Adam – Tak. Jesteśmy takim żartem, że mamy tyle wpływów i bierzemy je ze wszędzie. I naprawdę tak robimy. To jest w naszej muzyce od początku do końca. Wszystko, od noise’u, elektroniki, po scream – to nie jest tylko tak, że bierzemy jakieś wpływy. To jest głęboko osadzone w tym, co robimy.

Beccy – W naszym ostatnim procesie twórczym była jedna część piosenki, która może wkrótce wyjść, gdzie po prostu pomyślałam: "Chciałabym, żeby to brzmiało jak En Vogue."

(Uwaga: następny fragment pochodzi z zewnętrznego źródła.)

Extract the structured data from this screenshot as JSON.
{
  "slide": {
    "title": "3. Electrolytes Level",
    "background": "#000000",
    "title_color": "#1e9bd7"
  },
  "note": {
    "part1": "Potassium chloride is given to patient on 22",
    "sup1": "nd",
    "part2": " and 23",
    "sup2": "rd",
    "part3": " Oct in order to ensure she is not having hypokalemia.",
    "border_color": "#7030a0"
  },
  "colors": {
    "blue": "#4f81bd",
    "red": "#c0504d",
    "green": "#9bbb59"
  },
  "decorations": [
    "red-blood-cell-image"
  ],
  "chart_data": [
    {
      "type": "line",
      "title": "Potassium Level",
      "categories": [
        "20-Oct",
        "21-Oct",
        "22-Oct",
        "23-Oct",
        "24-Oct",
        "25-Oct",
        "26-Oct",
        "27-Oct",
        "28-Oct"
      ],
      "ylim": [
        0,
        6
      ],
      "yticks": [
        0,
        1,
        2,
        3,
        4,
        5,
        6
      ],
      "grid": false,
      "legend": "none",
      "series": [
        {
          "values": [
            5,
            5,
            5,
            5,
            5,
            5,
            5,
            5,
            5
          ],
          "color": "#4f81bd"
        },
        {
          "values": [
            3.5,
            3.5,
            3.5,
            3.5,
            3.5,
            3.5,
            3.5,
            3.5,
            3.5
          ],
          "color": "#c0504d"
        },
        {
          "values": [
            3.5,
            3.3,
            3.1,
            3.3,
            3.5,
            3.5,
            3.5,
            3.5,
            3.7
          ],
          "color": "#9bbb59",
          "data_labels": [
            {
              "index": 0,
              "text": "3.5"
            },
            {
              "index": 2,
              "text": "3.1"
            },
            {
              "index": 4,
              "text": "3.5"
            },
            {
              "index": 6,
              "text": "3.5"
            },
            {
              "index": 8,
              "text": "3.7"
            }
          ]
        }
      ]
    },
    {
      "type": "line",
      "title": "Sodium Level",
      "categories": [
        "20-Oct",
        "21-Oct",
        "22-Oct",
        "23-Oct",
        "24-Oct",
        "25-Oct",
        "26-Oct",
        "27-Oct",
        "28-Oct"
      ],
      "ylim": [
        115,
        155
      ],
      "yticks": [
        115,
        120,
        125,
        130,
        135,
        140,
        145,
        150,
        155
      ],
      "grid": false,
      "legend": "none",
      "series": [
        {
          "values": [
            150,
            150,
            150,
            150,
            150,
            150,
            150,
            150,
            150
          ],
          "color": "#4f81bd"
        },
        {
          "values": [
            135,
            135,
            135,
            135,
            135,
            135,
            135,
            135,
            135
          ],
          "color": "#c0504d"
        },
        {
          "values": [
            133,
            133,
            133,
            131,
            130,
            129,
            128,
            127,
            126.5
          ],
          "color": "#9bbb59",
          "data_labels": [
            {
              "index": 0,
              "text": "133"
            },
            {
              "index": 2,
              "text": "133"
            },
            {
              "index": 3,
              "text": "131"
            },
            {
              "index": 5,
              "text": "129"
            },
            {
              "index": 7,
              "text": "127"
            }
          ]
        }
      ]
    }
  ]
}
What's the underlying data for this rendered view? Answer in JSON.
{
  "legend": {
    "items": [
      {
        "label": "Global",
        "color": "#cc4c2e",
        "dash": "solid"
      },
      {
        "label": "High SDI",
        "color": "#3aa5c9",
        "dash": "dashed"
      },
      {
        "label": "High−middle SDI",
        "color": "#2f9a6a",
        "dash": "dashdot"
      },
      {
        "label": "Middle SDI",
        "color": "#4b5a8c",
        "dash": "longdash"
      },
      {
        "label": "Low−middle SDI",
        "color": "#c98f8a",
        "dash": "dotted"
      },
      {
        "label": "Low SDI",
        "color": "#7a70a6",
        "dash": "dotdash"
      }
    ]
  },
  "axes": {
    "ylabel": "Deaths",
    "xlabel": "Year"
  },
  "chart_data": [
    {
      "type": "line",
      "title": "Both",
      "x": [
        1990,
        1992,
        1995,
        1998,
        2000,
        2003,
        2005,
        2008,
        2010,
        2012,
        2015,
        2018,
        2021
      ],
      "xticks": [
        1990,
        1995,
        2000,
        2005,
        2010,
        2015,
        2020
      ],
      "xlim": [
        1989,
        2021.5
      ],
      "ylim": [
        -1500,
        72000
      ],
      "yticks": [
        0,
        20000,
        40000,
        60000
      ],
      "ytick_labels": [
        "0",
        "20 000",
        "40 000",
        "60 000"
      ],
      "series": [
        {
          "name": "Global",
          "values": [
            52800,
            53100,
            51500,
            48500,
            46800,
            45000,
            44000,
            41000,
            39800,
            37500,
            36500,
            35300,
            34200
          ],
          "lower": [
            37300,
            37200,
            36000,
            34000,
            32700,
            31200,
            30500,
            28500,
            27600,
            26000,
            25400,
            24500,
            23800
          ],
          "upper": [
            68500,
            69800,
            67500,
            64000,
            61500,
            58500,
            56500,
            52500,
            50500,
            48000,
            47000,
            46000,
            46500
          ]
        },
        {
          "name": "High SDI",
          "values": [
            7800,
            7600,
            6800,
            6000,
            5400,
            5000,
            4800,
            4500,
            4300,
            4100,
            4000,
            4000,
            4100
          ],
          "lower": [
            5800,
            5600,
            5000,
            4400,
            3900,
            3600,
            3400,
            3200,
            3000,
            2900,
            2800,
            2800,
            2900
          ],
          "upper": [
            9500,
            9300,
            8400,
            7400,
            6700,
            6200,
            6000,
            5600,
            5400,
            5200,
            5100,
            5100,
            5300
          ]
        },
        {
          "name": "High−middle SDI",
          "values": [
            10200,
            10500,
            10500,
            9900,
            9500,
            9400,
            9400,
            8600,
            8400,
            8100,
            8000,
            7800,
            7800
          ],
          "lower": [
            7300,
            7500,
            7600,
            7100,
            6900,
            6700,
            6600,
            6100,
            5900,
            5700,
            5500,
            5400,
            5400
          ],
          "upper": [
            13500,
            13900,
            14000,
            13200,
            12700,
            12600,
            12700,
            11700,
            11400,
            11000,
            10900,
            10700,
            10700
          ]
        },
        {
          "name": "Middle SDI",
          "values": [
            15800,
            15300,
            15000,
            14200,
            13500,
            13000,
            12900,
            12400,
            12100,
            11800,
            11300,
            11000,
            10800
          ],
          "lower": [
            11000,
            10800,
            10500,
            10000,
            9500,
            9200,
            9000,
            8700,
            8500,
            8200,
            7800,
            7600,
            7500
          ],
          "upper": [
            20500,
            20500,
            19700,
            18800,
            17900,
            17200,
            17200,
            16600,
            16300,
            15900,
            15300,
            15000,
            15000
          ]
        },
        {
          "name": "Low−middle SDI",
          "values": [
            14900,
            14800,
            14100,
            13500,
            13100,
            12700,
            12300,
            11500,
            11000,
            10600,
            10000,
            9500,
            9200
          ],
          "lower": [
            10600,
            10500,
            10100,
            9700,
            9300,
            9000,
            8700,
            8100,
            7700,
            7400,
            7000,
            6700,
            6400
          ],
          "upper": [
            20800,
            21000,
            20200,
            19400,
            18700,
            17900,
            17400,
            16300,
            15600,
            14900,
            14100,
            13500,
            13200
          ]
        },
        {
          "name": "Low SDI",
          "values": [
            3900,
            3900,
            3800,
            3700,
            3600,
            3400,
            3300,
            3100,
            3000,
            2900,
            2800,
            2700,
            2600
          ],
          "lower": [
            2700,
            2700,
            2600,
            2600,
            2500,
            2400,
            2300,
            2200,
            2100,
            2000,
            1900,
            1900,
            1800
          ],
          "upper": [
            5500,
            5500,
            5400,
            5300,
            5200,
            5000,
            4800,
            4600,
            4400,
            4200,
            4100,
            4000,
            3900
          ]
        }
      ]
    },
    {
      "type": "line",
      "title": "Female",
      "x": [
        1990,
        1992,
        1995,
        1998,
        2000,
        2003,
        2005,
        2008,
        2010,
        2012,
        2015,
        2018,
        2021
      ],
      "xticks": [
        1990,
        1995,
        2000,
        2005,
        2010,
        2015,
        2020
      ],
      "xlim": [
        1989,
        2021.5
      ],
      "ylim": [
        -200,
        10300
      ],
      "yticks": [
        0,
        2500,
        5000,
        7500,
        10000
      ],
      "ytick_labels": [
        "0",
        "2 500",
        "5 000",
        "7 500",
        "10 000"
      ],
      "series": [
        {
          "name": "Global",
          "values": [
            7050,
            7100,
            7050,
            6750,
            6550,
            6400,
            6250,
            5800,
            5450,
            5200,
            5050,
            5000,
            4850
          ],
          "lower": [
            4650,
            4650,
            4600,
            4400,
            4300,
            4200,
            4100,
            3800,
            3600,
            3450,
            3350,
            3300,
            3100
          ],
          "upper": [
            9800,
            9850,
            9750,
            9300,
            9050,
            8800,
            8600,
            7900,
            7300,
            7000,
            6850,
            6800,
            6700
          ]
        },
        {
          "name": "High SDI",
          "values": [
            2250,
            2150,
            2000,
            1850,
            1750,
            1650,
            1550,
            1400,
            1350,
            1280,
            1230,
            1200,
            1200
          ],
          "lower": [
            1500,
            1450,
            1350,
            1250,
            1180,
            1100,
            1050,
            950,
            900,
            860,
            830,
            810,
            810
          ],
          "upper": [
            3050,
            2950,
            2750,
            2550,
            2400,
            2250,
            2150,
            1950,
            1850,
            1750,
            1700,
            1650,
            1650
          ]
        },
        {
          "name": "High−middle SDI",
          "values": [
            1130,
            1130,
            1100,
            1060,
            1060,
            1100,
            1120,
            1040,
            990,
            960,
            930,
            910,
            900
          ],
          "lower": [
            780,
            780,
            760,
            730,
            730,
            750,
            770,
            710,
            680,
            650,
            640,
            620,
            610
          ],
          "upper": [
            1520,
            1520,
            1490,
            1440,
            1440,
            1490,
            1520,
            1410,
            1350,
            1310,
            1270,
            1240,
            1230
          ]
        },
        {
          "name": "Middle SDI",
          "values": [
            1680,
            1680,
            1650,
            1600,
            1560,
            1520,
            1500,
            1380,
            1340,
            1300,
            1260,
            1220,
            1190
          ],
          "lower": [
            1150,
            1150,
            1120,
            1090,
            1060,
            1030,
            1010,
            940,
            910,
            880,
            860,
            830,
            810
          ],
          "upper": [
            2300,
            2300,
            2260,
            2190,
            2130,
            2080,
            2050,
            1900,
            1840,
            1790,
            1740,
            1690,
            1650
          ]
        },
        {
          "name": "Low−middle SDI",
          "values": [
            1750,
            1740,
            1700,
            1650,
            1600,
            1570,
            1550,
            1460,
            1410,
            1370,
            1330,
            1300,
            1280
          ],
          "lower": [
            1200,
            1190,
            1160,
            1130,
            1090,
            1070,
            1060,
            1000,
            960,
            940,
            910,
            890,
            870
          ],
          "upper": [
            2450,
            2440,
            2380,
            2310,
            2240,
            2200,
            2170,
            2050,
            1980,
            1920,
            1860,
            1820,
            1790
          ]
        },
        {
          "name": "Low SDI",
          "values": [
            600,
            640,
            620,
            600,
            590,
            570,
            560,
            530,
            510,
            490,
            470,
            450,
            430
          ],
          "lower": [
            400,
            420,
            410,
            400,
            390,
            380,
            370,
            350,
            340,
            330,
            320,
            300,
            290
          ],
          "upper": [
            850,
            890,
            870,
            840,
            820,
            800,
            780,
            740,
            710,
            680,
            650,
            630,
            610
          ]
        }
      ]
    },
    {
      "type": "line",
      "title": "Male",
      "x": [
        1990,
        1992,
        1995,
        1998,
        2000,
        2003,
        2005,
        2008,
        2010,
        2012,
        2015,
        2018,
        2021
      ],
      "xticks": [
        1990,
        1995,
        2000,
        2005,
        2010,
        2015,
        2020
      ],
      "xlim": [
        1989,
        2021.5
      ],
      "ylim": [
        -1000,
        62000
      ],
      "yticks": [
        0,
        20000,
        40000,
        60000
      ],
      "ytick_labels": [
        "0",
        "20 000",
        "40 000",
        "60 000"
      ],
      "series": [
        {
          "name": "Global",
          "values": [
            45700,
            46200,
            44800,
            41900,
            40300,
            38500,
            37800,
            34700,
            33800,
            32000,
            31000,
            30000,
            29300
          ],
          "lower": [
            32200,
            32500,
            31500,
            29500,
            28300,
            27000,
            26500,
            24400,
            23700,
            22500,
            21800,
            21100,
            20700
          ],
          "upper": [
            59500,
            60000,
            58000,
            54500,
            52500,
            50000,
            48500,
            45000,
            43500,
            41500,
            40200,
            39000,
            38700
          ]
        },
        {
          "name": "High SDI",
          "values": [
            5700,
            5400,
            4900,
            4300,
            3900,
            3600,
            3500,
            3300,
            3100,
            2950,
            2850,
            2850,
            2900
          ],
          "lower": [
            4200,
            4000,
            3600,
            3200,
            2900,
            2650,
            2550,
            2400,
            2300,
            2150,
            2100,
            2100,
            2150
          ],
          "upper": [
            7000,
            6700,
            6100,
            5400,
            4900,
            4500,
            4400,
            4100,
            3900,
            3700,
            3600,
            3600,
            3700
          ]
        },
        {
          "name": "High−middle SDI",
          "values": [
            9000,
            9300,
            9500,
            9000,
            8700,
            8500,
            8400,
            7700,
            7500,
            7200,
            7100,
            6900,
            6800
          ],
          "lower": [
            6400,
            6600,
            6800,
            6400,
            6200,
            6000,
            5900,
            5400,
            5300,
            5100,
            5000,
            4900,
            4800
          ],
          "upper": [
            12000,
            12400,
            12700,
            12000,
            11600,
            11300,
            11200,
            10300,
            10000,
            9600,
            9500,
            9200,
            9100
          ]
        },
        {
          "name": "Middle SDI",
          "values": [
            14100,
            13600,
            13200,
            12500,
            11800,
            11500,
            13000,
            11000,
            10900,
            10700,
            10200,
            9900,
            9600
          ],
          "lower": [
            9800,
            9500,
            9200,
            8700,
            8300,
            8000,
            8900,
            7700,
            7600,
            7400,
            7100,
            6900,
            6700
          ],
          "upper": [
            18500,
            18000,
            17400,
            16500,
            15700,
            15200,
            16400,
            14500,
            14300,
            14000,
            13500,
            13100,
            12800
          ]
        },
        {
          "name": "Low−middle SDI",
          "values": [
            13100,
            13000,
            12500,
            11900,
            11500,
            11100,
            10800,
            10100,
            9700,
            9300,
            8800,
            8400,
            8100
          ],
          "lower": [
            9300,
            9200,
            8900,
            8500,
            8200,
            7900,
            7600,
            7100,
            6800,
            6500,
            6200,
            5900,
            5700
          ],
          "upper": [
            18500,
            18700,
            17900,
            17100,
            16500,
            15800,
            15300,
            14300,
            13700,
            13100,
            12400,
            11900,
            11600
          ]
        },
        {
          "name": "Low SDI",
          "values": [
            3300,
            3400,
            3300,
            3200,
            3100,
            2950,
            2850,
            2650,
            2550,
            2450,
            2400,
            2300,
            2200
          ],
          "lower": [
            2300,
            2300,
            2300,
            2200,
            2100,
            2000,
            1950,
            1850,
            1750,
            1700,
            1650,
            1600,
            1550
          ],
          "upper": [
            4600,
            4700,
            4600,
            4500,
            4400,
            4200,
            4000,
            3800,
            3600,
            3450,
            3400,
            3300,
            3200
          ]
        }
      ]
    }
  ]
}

Adam – Tak, te harmonie były naprawdę świetne. Co do rzeczy, które wkrótce wyjdą, to ten (OR30) jest na wszystkim. Nie udało się złapać tego (Rockerverb 50 MK3) na czas, ale ten (OR30) jest na wszystkim. Także tak, bardzo ekscytujemy się, żeby to wydać.

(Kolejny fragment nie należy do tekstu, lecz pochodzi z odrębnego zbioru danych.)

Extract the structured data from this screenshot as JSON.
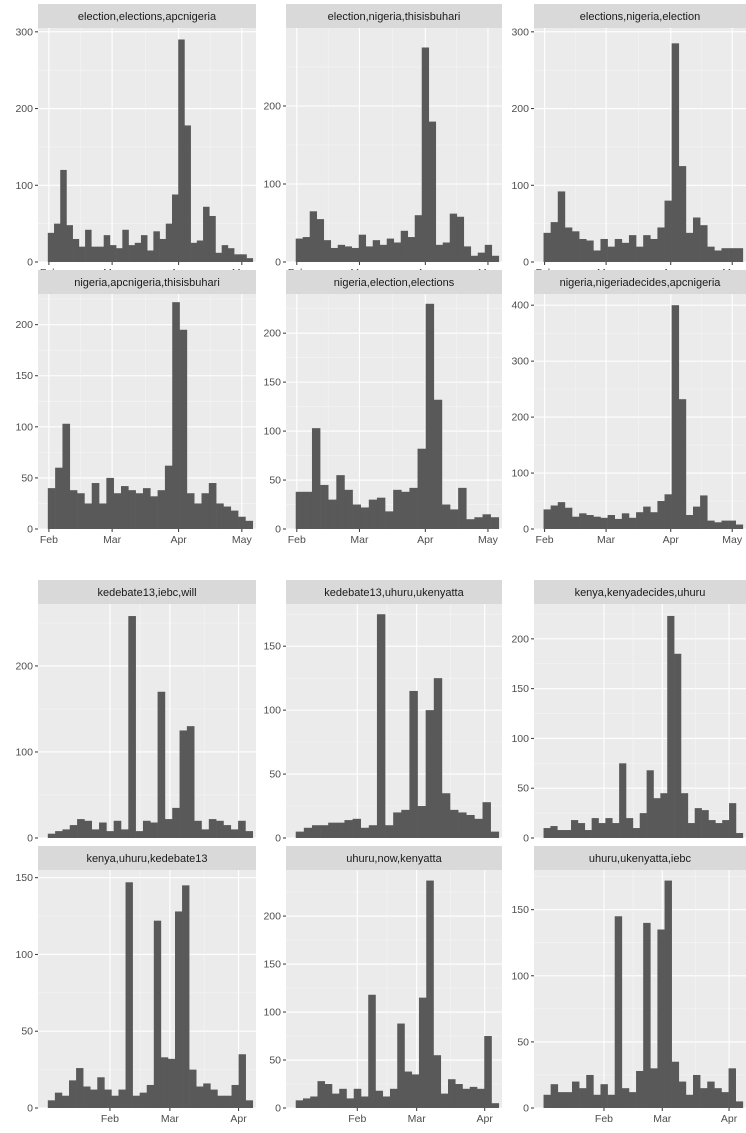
{
  "chart_data": [
    {
      "type": "bar",
      "title": "election,elections,apcnigeria",
      "x_ticks": [
        "Feb",
        "Mar",
        "Apr",
        "May"
      ],
      "y_ticks": [
        0,
        100,
        200,
        300
      ],
      "ylim": [
        0,
        305
      ],
      "grid": true,
      "values": [
        38,
        50,
        120,
        48,
        30,
        20,
        42,
        20,
        20,
        35,
        22,
        18,
        42,
        22,
        25,
        35,
        15,
        40,
        30,
        50,
        88,
        290,
        178,
        25,
        28,
        72,
        60,
        12,
        22,
        18,
        10,
        10,
        5
      ]
    },
    {
      "type": "bar",
      "title": "election,nigeria,thisisbuhari",
      "x_ticks": [
        "Feb",
        "Mar",
        "Apr",
        "May"
      ],
      "y_ticks": [
        0,
        100,
        200
      ],
      "ylim": [
        0,
        300
      ],
      "grid": true,
      "values": [
        30,
        32,
        65,
        55,
        28,
        18,
        22,
        20,
        18,
        35,
        20,
        28,
        22,
        30,
        25,
        40,
        32,
        60,
        275,
        180,
        22,
        25,
        62,
        58,
        20,
        8,
        12,
        22,
        8
      ]
    },
    {
      "type": "bar",
      "title": "elections,nigeria,election",
      "x_ticks": [
        "Feb",
        "Mar",
        "Apr",
        "May"
      ],
      "y_ticks": [
        0,
        100,
        200,
        300
      ],
      "ylim": [
        0,
        305
      ],
      "grid": true,
      "values": [
        38,
        52,
        92,
        45,
        40,
        30,
        28,
        15,
        30,
        20,
        30,
        25,
        35,
        20,
        35,
        30,
        45,
        80,
        285,
        125,
        38,
        58,
        48,
        20,
        15,
        18,
        18,
        18
      ]
    },
    {
      "type": "bar",
      "title": "nigeria,apcnigeria,thisisbuhari",
      "x_ticks": [
        "Feb",
        "Mar",
        "Apr",
        "May"
      ],
      "y_ticks": [
        0,
        50,
        100,
        150,
        200
      ],
      "ylim": [
        0,
        230
      ],
      "grid": true,
      "values": [
        40,
        60,
        103,
        38,
        35,
        25,
        45,
        25,
        50,
        35,
        42,
        38,
        35,
        40,
        32,
        38,
        62,
        222,
        195,
        35,
        25,
        35,
        45,
        25,
        22,
        18,
        12,
        8
      ]
    },
    {
      "type": "bar",
      "title": "nigeria,election,elections",
      "x_ticks": [
        "Feb",
        "Mar",
        "Apr",
        "May"
      ],
      "y_ticks": [
        0,
        50,
        100,
        150,
        200
      ],
      "ylim": [
        0,
        240
      ],
      "grid": true,
      "values": [
        38,
        38,
        103,
        45,
        30,
        55,
        40,
        25,
        22,
        30,
        32,
        18,
        40,
        38,
        42,
        82,
        230,
        132,
        25,
        20,
        42,
        10,
        12,
        15,
        12
      ]
    },
    {
      "type": "bar",
      "title": "nigeria,nigeriadecides,apcnigeria",
      "x_ticks": [
        "Feb",
        "Mar",
        "Apr",
        "May"
      ],
      "y_ticks": [
        0,
        100,
        200,
        300,
        400
      ],
      "ylim": [
        0,
        420
      ],
      "grid": true,
      "values": [
        35,
        42,
        48,
        38,
        22,
        28,
        25,
        22,
        20,
        25,
        18,
        28,
        20,
        30,
        40,
        30,
        50,
        62,
        400,
        232,
        25,
        40,
        60,
        15,
        12,
        15,
        15,
        8
      ]
    },
    {
      "type": "bar",
      "title": "kedebate13,iebc,will",
      "x_ticks": [],
      "y_ticks": [
        0,
        100,
        200
      ],
      "ylim": [
        0,
        272
      ],
      "grid": true,
      "values": [
        5,
        8,
        10,
        15,
        22,
        20,
        10,
        18,
        8,
        20,
        10,
        258,
        8,
        20,
        18,
        170,
        22,
        35,
        125,
        130,
        20,
        10,
        22,
        20,
        15,
        10,
        20,
        8
      ]
    },
    {
      "type": "bar",
      "title": "kedebate13,uhuru,ukenyatta",
      "x_ticks": [],
      "y_ticks": [
        0,
        50,
        100,
        150
      ],
      "ylim": [
        0,
        183
      ],
      "grid": true,
      "values": [
        5,
        8,
        10,
        10,
        12,
        12,
        14,
        15,
        8,
        10,
        175,
        10,
        20,
        22,
        115,
        25,
        100,
        125,
        35,
        22,
        20,
        18,
        15,
        28,
        5
      ]
    },
    {
      "type": "bar",
      "title": "kenya,kenyadecides,uhuru",
      "x_ticks": [],
      "y_ticks": [
        0,
        50,
        100,
        150,
        200
      ],
      "ylim": [
        0,
        235
      ],
      "grid": true,
      "values": [
        10,
        12,
        8,
        8,
        18,
        15,
        8,
        20,
        15,
        20,
        15,
        75,
        20,
        10,
        25,
        68,
        40,
        45,
        223,
        185,
        45,
        15,
        30,
        28,
        18,
        15,
        18,
        35,
        5
      ]
    },
    {
      "type": "bar",
      "title": "kenya,uhuru,kedebate13",
      "x_ticks": [
        "Feb",
        "Mar",
        "Apr"
      ],
      "y_ticks": [
        0,
        50,
        100,
        150
      ],
      "ylim": [
        0,
        155
      ],
      "grid": true,
      "values": [
        5,
        10,
        8,
        18,
        26,
        14,
        12,
        20,
        12,
        8,
        12,
        147,
        8,
        10,
        15,
        122,
        33,
        32,
        128,
        145,
        25,
        14,
        16,
        12,
        8,
        8,
        15,
        35,
        5
      ]
    },
    {
      "type": "bar",
      "title": "uhuru,now,kenyatta",
      "x_ticks": [
        "Feb",
        "Mar",
        "Apr"
      ],
      "y_ticks": [
        0,
        50,
        100,
        150,
        200
      ],
      "ylim": [
        0,
        248
      ],
      "grid": true,
      "values": [
        8,
        10,
        12,
        28,
        25,
        15,
        20,
        10,
        20,
        12,
        118,
        18,
        12,
        20,
        88,
        38,
        35,
        115,
        237,
        55,
        15,
        30,
        25,
        20,
        22,
        20,
        75,
        5
      ]
    },
    {
      "type": "bar",
      "title": "uhuru,ukenyatta,iebc",
      "x_ticks": [
        "Feb",
        "Mar",
        "Apr"
      ],
      "y_ticks": [
        0,
        50,
        100,
        150
      ],
      "ylim": [
        0,
        180
      ],
      "grid": true,
      "values": [
        10,
        18,
        12,
        12,
        20,
        15,
        25,
        10,
        18,
        10,
        145,
        15,
        12,
        28,
        140,
        30,
        135,
        172,
        35,
        20,
        10,
        25,
        15,
        20,
        15,
        12,
        30,
        5
      ]
    }
  ]
}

Co macie zaplanowane na przyszłość?

Beccy – Mamy zaplanowane kilka koncertów, właściwie mamy jeden już jutro.

Adam – Tak, to będzie bardzo zabawne.

Beccy – Kiedy to wyjdzie, pewnie będzie już po. Mamy kilka koncertów, na przykład w Alton i gramy w Bournemouth w październiku. Jeszcze kilka koncertów, które będą ogłoszone na resztę roku. Są rzeczy, których jeszcze nie możemy oficjalnie ogłosić, ale bądźcie czujni od września. Śledźcie nasze media społecznościowe, bo mamy kilka miłych niespodzianek na koniec roku.

Adam – Tak, to będzie bardzo ekscytujące.